Still in training, he was brought in as reinforcement for the holiday, and will be there till Sunday (which, as I write this, happens to be today). We talked about how he feels to be guarding Kiryat Arba and he told me he was happy to. He was sad at missing out on Seder night with his family, but he was happy to be keeping the rest of us safe.
He talked about playing football with a water bottle with a group of Arab kids when he was guarding on the hill opposite. The contrast between laughing with the kids and having to be wary lest there were older Arabs around who wanted to do him/us harm, was disconcerting for him. (I hope he never loses this ability to sustain the complexities of our lives here.)
He said he hopes he is never in the position Elor Azaria was in. He feels confident that he would be able to distinguish between a situation demanding shooting and a situation that does not. At the same time, he is apprehensive of the moment when he will have to shoot or when he will witness a friend at arms getting shot. He is sure that would change him forever. Yet, he volunteered for combat service and feels it an honour to serve.
After a while, I got up to continue on up the hill. He thanked me for engaging him in conversation as it helped with the boredom of guard duty. I thanked him for being there.
Then I sat a few moments with the guard at the gate. He was lucky enough to have a cool breeze waft across his spot, a kind-of patio with a cement roof offering protection from the sun.
As I got up to go through the gate, a rambunctious group of about 6-7 boys with earlocks bouncing about their shoulders whizzed past me and bounded down the steps in the direction of Hebron and the Ma’arah. They were shouting and laughing, in their own little world.
I passed through the gate and back into town. It was a quick transition from the eerie feeling I had of being in a no-man’s-land rife with danger on one side of the fence, to a sense of being in a normal town where I have friends on the other side.
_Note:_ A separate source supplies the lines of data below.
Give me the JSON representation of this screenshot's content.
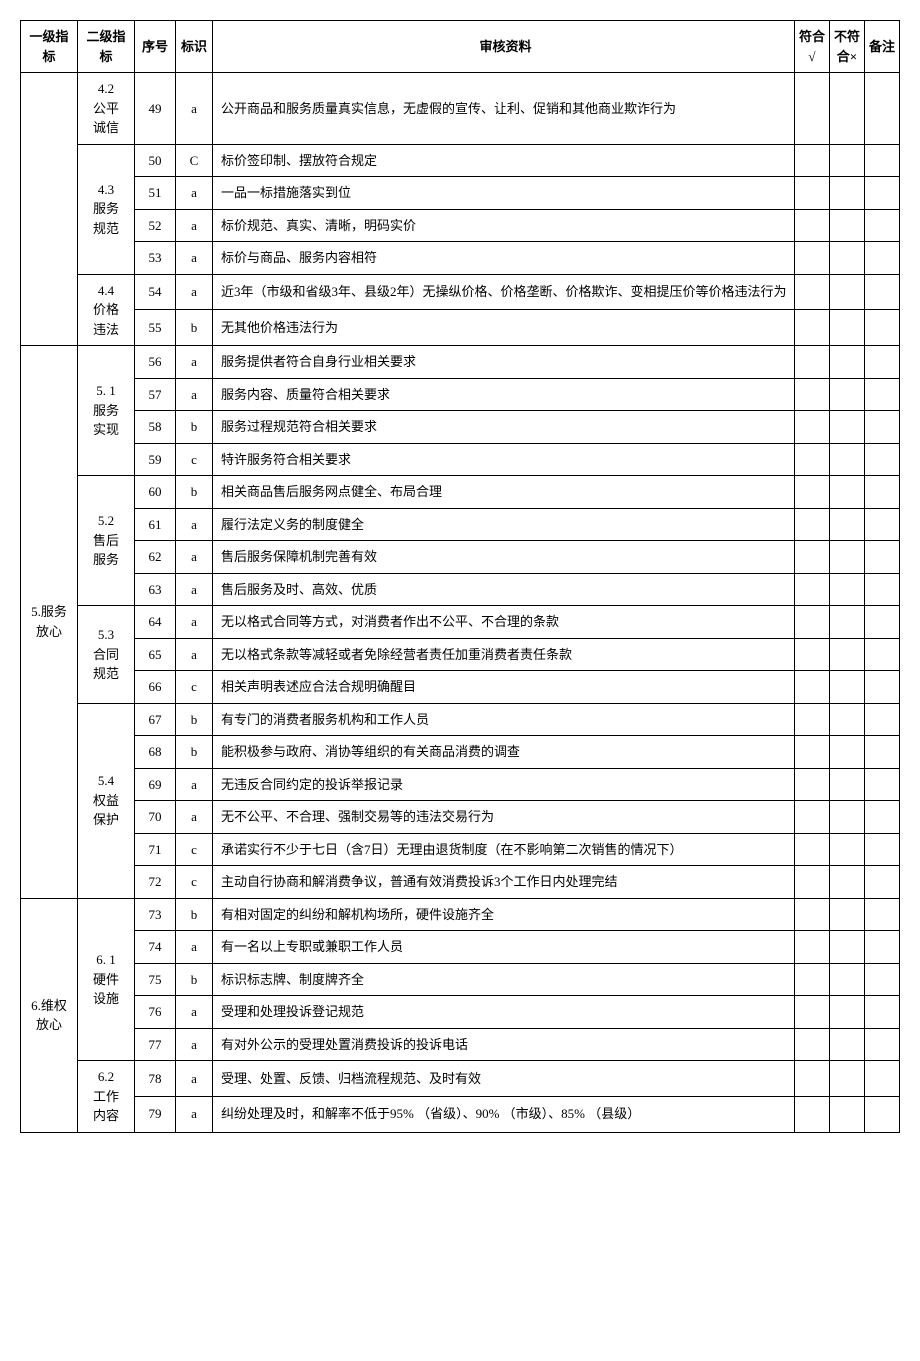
{
  "header": {
    "l1": "一级指标",
    "l2": "二级指标",
    "seq": "序号",
    "mark": "标识",
    "content": "审核资料",
    "c1": "符合√",
    "c2": "不符合×",
    "note": "备注"
  },
  "groups": [
    {
      "l1": "",
      "l2groups": [
        {
          "l2": "4.2\n公平\n诚信",
          "rows": [
            {
              "seq": "49",
              "mark": "a",
              "content": "公开商品和服务质量真实信息，无虚假的宣传、让利、促销和其他商业欺诈行为"
            }
          ]
        },
        {
          "l2": "4.3\n服务\n规范",
          "rows": [
            {
              "seq": "50",
              "mark": "C",
              "content": "标价签印制、摆放符合规定"
            },
            {
              "seq": "51",
              "mark": "a",
              "content": "一品一标措施落实到位"
            },
            {
              "seq": "52",
              "mark": "a",
              "content": "标价规范、真实、清晰，明码实价"
            },
            {
              "seq": "53",
              "mark": "a",
              "content": "标价与商品、服务内容相符"
            }
          ]
        },
        {
          "l2": "4.4\n价格\n违法",
          "rows": [
            {
              "seq": "54",
              "mark": "a",
              "content": "近3年（市级和省级3年、县级2年）无操纵价格、价格垄断、价格欺诈、变相提压价等价格违法行为"
            },
            {
              "seq": "55",
              "mark": "b",
              "content": "无其他价格违法行为"
            }
          ]
        }
      ]
    },
    {
      "l1": "5.服务\n放心",
      "l2groups": [
        {
          "l2": "5. 1\n服务\n实现",
          "rows": [
            {
              "seq": "56",
              "mark": "a",
              "content": "服务提供者符合自身行业相关要求"
            },
            {
              "seq": "57",
              "mark": "a",
              "content": "服务内容、质量符合相关要求"
            },
            {
              "seq": "58",
              "mark": "b",
              "content": "服务过程规范符合相关要求"
            },
            {
              "seq": "59",
              "mark": "c",
              "content": "特许服务符合相关要求"
            }
          ]
        },
        {
          "l2": "5.2\n售后\n服务",
          "rows": [
            {
              "seq": "60",
              "mark": "b",
              "content": "相关商品售后服务网点健全、布局合理"
            },
            {
              "seq": "61",
              "mark": "a",
              "content": "履行法定义务的制度健全"
            },
            {
              "seq": "62",
              "mark": "a",
              "content": "售后服务保障机制完善有效"
            },
            {
              "seq": "63",
              "mark": "a",
              "content": "售后服务及时、高效、优质"
            }
          ]
        },
        {
          "l2": "5.3\n合同\n规范",
          "rows": [
            {
              "seq": "64",
              "mark": "a",
              "content": "无以格式合同等方式，对消费者作出不公平、不合理的条款"
            },
            {
              "seq": "65",
              "mark": "a",
              "content": "无以格式条款等减轻或者免除经营者责任加重消费者责任条款"
            },
            {
              "seq": "66",
              "mark": "c",
              "content": "相关声明表述应合法合规明确醒目"
            }
          ]
        },
        {
          "l2": "5.4\n权益\n保护",
          "rows": [
            {
              "seq": "67",
              "mark": "b",
              "content": "有专门的消费者服务机构和工作人员"
            },
            {
              "seq": "68",
              "mark": "b",
              "content": "能积极参与政府、消协等组织的有关商品消费的调查"
            },
            {
              "seq": "69",
              "mark": "a",
              "content": "无违反合同约定的投诉举报记录"
            },
            {
              "seq": "70",
              "mark": "a",
              "content": "无不公平、不合理、强制交易等的违法交易行为"
            },
            {
              "seq": "71",
              "mark": "c",
              "content": "承诺实行不少于七日（含7日）无理由退货制度（在不影响第二次销售的情况下）"
            },
            {
              "seq": "72",
              "mark": "c",
              "content": "主动自行协商和解消费争议，普通有效消费投诉3个工作日内处理完结"
            }
          ]
        }
      ]
    },
    {
      "l1": "6.维权\n放心",
      "l2groups": [
        {
          "l2": "6. 1\n硬件\n设施",
          "rows": [
            {
              "seq": "73",
              "mark": "b",
              "content": "有相对固定的纠纷和解机构场所，硬件设施齐全"
            },
            {
              "seq": "74",
              "mark": "a",
              "content": "有一名以上专职或兼职工作人员"
            },
            {
              "seq": "75",
              "mark": "b",
              "content": "标识标志牌、制度牌齐全"
            },
            {
              "seq": "76",
              "mark": "a",
              "content": "受理和处理投诉登记规范"
            },
            {
              "seq": "77",
              "mark": "a",
              "content": "有对外公示的受理处置消费投诉的投诉电话"
            }
          ]
        },
        {
          "l2": "6.2\n工作\n内容",
          "rows": [
            {
              "seq": "78",
              "mark": "a",
              "content": "受理、处置、反馈、归档流程规范、及时有效"
            },
            {
              "seq": "79",
              "mark": "a",
              "content": "纠纷处理及时，和解率不低于95% （省级）、90% （市级）、85% （县级）"
            }
          ]
        }
      ]
    }
  ]
}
I bet the boys did not feel as I did – I am sure they are used to going down the hill from Kiryat Arba to pray in the Ma’arah. Perhaps one or two more times there and I will also lose that eerie feeling, but hopefully not the wonderment at being at the spot at which the Jewish people began being a People and the miracle of being a People still, thousands of years later.
And all the while, I could not free myself of the discomfort I experienced when some friends visibly winced when I told them I was going to Seder in Kiryat Arba. Perhaps they have just lost (or never had) a sense of wonderment at the miracle that we Jews are.